Every fighter pilot knew that, in the final analysis, he represented an expendable asset. He might not care for that knowledge, but he could hardly pretend he didn't know it . . . or that it was unreasonable. Flight crews might require long and arduous training, but an F-4 carried only a single pilot. Even the F-4C command fighter carried only a crew of three. A maximum effort strike by a TFN assault carrier's entire group exposed less than sixty individuals to the enemy's fire.
So, yes, the jocks understood that any admiral with a gram of sense would far rather expose-and expend, if necessary-that strikegroup than risk the loss of, say, a battlecruiser with a crew of over a thousand.
Vanessa Murakuma was no different from any other flag officer in that respect. What made her unlike some was that sh
e never became callous about expending them, never became comfortable with the term "acceptable loss rate." She cared, and while she was just as capable of committing them to high-casualty strikes as she was of exposing herself to similar risks, she never lost sight of the need to minimize losses. And because the flight crews knew that, they would run risks for her they would never willingly run for someone else.
The Admiral looked at him a bit oddly, almost as if she sensed something of what was running through his mind, but he only returned her gaze levelly. After a moment, she inhaled and nodded.

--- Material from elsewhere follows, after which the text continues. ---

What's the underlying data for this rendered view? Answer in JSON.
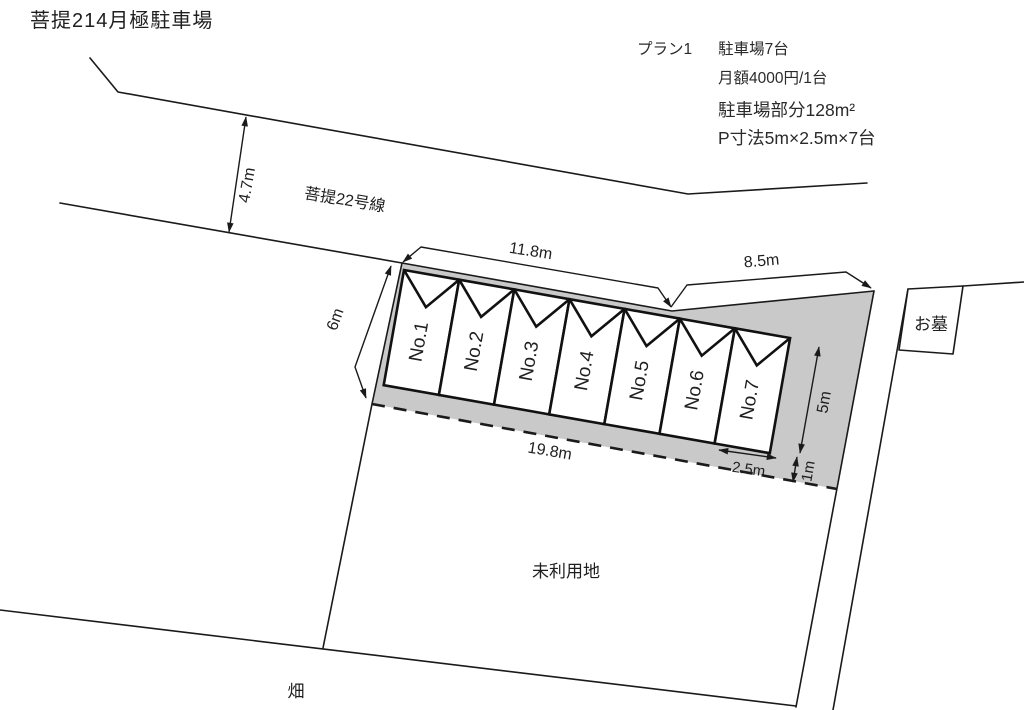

"Very well, gentlemen. Let's get it done."
* * *
The Enemy clearly had decided to use his range and speed advantage as ruthlessly as the Fleet would have used it, had the positions been reversed. Normally, that would have been . . . frustrating. Today, it was precisely what the Fleet wished him to do. True, it would prevent the Mobile Force from exacting anything approaching an equivalent level of loss, but such a long range engagement would also, of necessity, be slower than a close action. The outcome might never be in doubt, but it would take time for the Enemy to kill all of the Mobile Force's starships, and time, really, was all the Mobile Force was fighting for.